Это можно перевести прозой:

"Что, если прежняя Любовь вернётся и соединит медным ярмом разлученных,
если отряхнётся златокудрая Хлоя и распахнет двери для отвергнутой Лидии?"

Если меня не обманывает память, именно эта строфа и особенно одно слово в её последнем стихе определили расположение рифм в версии, которую я пытался создать много лет назад, — «Consule Planco». Этот стих, казалось, неизбежно приводил к

 «И открой для Лидии _дверь_».

 Потребовалось всего мгновение, чтобы обнаружить в первом стихе строфы возможное рифмующееся слово. Слог _re_ в слове _redit_ дал _more_, не самую подходящую рифму к _door_, но всё же достаточную, как это бывает с переводчиками-любителями, и с, возможно, простительной тавтологией я написал

 «Что, если прежняя любовь снова
 Вернётся?»

 Две другие рифмы были найдены без особого труда в словах _di_ в
_diductos_ и _excutitur_, которые навели на мысль о словах _wide_ и _cast aside_,
и вся строфа, если не принимать во внимание строго метрические соображения,
выглядела, или, скорее, могла бы выглядеть, поскольку я немного изменил её,
следующим образом:

 «Что, если прежняя любовь снова
 Вернись и соедини возлюбленных, чьи пути разошлись,
 Если златокудрую Хлою отвергли,
 И для Лидии открыты двери?

 Эта строфа, казалось, была почти дословной.
поскольку в ней не хватало только двух эпитетов, и я подумал, что в ней нет непростительных
ошибок в ритме и дикции. Поэтому я взял её за образец и без особого труда
перевёл всю оду — с каким успехом, я не скажу, и другим незачем спрашивать.

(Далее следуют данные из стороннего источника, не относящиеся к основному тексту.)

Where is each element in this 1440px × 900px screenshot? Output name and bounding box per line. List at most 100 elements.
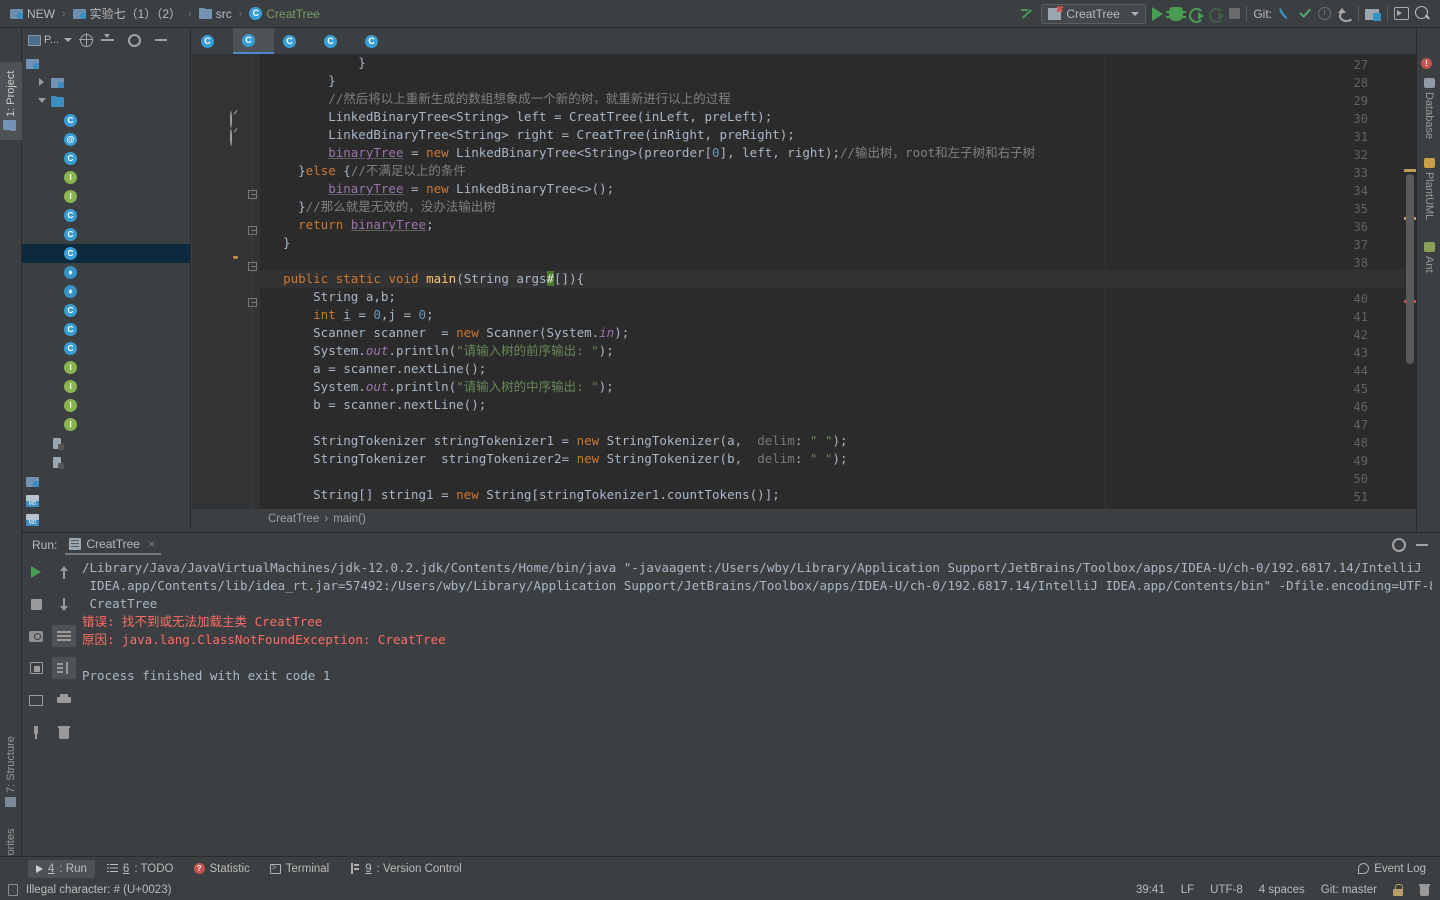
console-output[interactable]: /Library/Java/JavaVirtualMachines/jdk-12…	[82, 559, 1432, 855]
breadcrumb-item-src[interactable]: src	[195, 5, 236, 23]
code-line[interactable]: StringTokenizer stringTokenizer1 = new S…	[260, 432, 1416, 450]
code-line[interactable]: LinkedBinaryTree<String> right = CreatTr…	[260, 126, 1416, 144]
breadcrumb-class[interactable]: CreatTree	[268, 513, 319, 525]
tree-node[interactable]: I	[22, 377, 190, 396]
tree-node[interactable]	[22, 453, 190, 472]
git-branch[interactable]: Git: master	[1321, 884, 1377, 896]
code-line[interactable]	[260, 468, 1416, 486]
search-icon[interactable]	[1415, 6, 1430, 21]
tree-node[interactable]: @	[22, 130, 190, 149]
undo-icon[interactable]	[1337, 7, 1354, 22]
fold-marker[interactable]	[248, 262, 257, 271]
close-icon[interactable]: ×	[148, 537, 155, 551]
editor-tab[interactable]: C	[356, 28, 397, 54]
tree-node[interactable]: I	[22, 187, 190, 206]
history-icon[interactable]	[1318, 7, 1331, 20]
tree-node[interactable]	[22, 54, 190, 73]
code-line[interactable]: }	[260, 72, 1416, 90]
lock-icon[interactable]	[1393, 884, 1403, 896]
tree-node[interactable]	[22, 510, 190, 529]
code-line[interactable]	[260, 252, 1416, 270]
tree-node[interactable]: C	[22, 301, 190, 320]
tree-node[interactable]: I	[22, 168, 190, 187]
gear-icon[interactable]	[128, 33, 142, 47]
tree-node[interactable]: ♦	[22, 263, 190, 282]
code-line[interactable]: System.out.println("请输入树的中序输出: ");	[260, 378, 1416, 396]
code-line[interactable]	[260, 414, 1416, 432]
code-line[interactable]: }	[260, 234, 1416, 252]
profile-icon[interactable]	[1209, 7, 1225, 23]
code-editor[interactable]: 2728293031323334353637383940414243444546…	[192, 54, 1416, 509]
chevron-down-icon[interactable]	[38, 97, 47, 106]
run-configuration-selector[interactable]: CreatTree	[1041, 3, 1147, 24]
breadcrumb-item-project[interactable]: 实验七（1）（2）	[69, 3, 185, 24]
run-tab-creattree[interactable]: CreatTree ×	[65, 535, 161, 555]
code-line[interactable]: String[] string1 = new String[stringToke…	[260, 486, 1416, 504]
code-line[interactable]: //然后将以上重新生成的数组想象成一个新的树，就重新进行以上的过程	[260, 90, 1416, 108]
event-log-button[interactable]: Event Log	[1358, 863, 1440, 875]
code-line[interactable]: binaryTree = new LinkedBinaryTree<>();	[260, 180, 1416, 198]
git-update-icon[interactable]	[1278, 7, 1292, 21]
tool-button-todo[interactable]: 6 : TODO	[99, 860, 182, 878]
editor-gutter[interactable]	[192, 54, 260, 509]
editor-tab[interactable]: C	[233, 28, 274, 54]
stop-button[interactable]	[24, 593, 48, 615]
fold-marker[interactable]	[248, 190, 257, 199]
coverage-icon[interactable]	[1189, 7, 1205, 23]
trash-icon[interactable]	[1419, 884, 1430, 896]
breadcrumb-item-creattree[interactable]: C CreatTree	[245, 5, 324, 23]
tree-node[interactable]: C	[22, 320, 190, 339]
code-line[interactable]: StringTokenizer stringTokenizer2= new St…	[260, 450, 1416, 468]
window-icon[interactable]	[1394, 7, 1409, 20]
target-icon[interactable]	[79, 32, 94, 47]
tree-node[interactable]: ♦	[22, 282, 190, 301]
back-arrow-icon[interactable]	[1019, 6, 1035, 22]
clear-all-button[interactable]	[52, 721, 76, 743]
recursion-icon[interactable]	[230, 129, 244, 146]
code-line[interactable]: return binaryTree;	[260, 216, 1416, 234]
rerun-button[interactable]	[24, 561, 48, 583]
sidebar-item-database[interactable]: Database	[1401, 78, 1440, 152]
line-separator[interactable]: LF	[1181, 884, 1194, 896]
collapse-all-icon[interactable]	[101, 33, 115, 47]
tree-node[interactable]: C	[22, 244, 190, 263]
down-stacktrace-button[interactable]	[52, 593, 76, 615]
export-button[interactable]	[24, 657, 48, 679]
file-encoding[interactable]: UTF-8	[1210, 884, 1243, 896]
tree-node[interactable]: I	[22, 415, 190, 434]
tree-node[interactable]: I	[22, 358, 190, 377]
scroll-to-end-button[interactable]	[52, 657, 76, 679]
bug-icon[interactable]	[1166, 6, 1187, 21]
breadcrumb-method[interactable]: main()	[333, 513, 366, 525]
project-panel-title[interactable]: P...	[28, 34, 73, 46]
soft-wrap-button[interactable]	[52, 625, 76, 647]
tree-node[interactable]	[22, 491, 190, 510]
code-line[interactable]: a = scanner.nextLine();	[260, 360, 1416, 378]
indent-setting[interactable]: 4 spaces	[1259, 884, 1305, 896]
code-line[interactable]: }	[260, 54, 1416, 72]
layout-button[interactable]	[24, 689, 48, 711]
tree-node[interactable]	[22, 434, 190, 453]
code-line[interactable]: }//那么就是无效的，没办法输出树	[260, 198, 1416, 216]
sidebar-item-plantuml[interactable]: PlantUML	[1401, 158, 1440, 236]
code-line[interactable]: System.out.println("请输入树的前序输出: ");	[260, 342, 1416, 360]
play-icon[interactable]	[1152, 6, 1164, 21]
tool-button-terminal[interactable]: Terminal	[262, 860, 337, 878]
git-commit-icon[interactable]	[1298, 7, 1312, 21]
fold-marker[interactable]	[248, 226, 257, 235]
minus-icon[interactable]	[155, 39, 168, 41]
tree-node[interactable]: C	[22, 225, 190, 244]
tool-button-version-control[interactable]: 9 : Version Control	[341, 860, 469, 878]
code-line[interactable]: int i = 0,j = 0;	[260, 306, 1416, 324]
code-line[interactable]: public static void main(String args#[]){	[260, 270, 1416, 288]
caret-position[interactable]: 39:41	[1136, 884, 1165, 896]
breadcrumb-item-new[interactable]: NEW	[6, 5, 59, 23]
intention-bulb-icon[interactable]	[230, 256, 244, 270]
code-line[interactable]: LinkedBinaryTree<String> left = CreatTre…	[260, 108, 1416, 126]
tool-button-statistic[interactable]: ? Statistic	[186, 860, 258, 878]
code-line[interactable]: String a,b;	[260, 288, 1416, 306]
editor-tab[interactable]: C	[192, 28, 233, 54]
recursion-icon[interactable]	[230, 111, 244, 128]
editor-tab[interactable]: C	[274, 28, 315, 54]
code-line[interactable]: }else {//不满足以上的条件	[260, 162, 1416, 180]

То, что рифмы и их расположение в строфе часто определяются для
переводчика оригиналом или прозаическим переводом этого
оригинала, также, по-видимому, подтверждается следующей версией заключительной
оды первой книги (Carm. xxxviii) — изящной «Персикос оди»:

 «Я ненавижу твои персидские наряды, мальчик».
 Твои венки из липы раздражают,
 Перестань искать место, где бьётся
  Запоздалая роза.

 «К простому миртлу ничего не добавляй;
  Миртл не к лицу, мой мальчик,
  Ни тебе, ни мне, когда я пью вино
 Под густой виноградной лозой».

Здесь «puer», «мальчик», и «Displicent», «раздражать», по-видимому,
определяют не только первую рифму, но и расположение рифм (a, a),
и достаточно взглянуть на конец первой строфы оригинала, чтобы
понять, что другое слово, рифмующееся с «мальчиком», найти будет
трудно. Следовательно, если мы хотим получить четверостишие, то
Четвёртый куплет, вероятно, должен рифмоваться (b, b), и это не так уж
трудно сделать, или же можно придать второй строфе форму первой. Увы! Действительно, у Горация нет эквивалента слову
«удары», «Sedulus curo» был бесцеремонно отброшен, поэт не упоминает
«вино» как напиток, который он любил пить в своей деревенской беседке.
Но «роза», о которой упоминает Гораций, определённо «расцветает» или «цветёт»
очень часто в английских стихах; не будет преувеличением сказать, что «ничего»
«add» и «lad» из «nihil allabores» и «ministrum»; и «vine»
 («vite») . «Вино» пришло на ум многим поколениям поэтов. Но именно
рифмы и их влияние на выбор строфической формы
послужили причиной этого мягкого протеста против предписаний профессора Конингтона
о строгом соблюдении строфической формы. Из приведённых выше и многих других примеров я убедился не только в том, что при использовании рифмы не обязательно настаивать на единообразии строфы, но и в том, что переводчики должны искать более тщательно, чем они это делают.
В стольких горацианских строфах заложены рифменные подсказки.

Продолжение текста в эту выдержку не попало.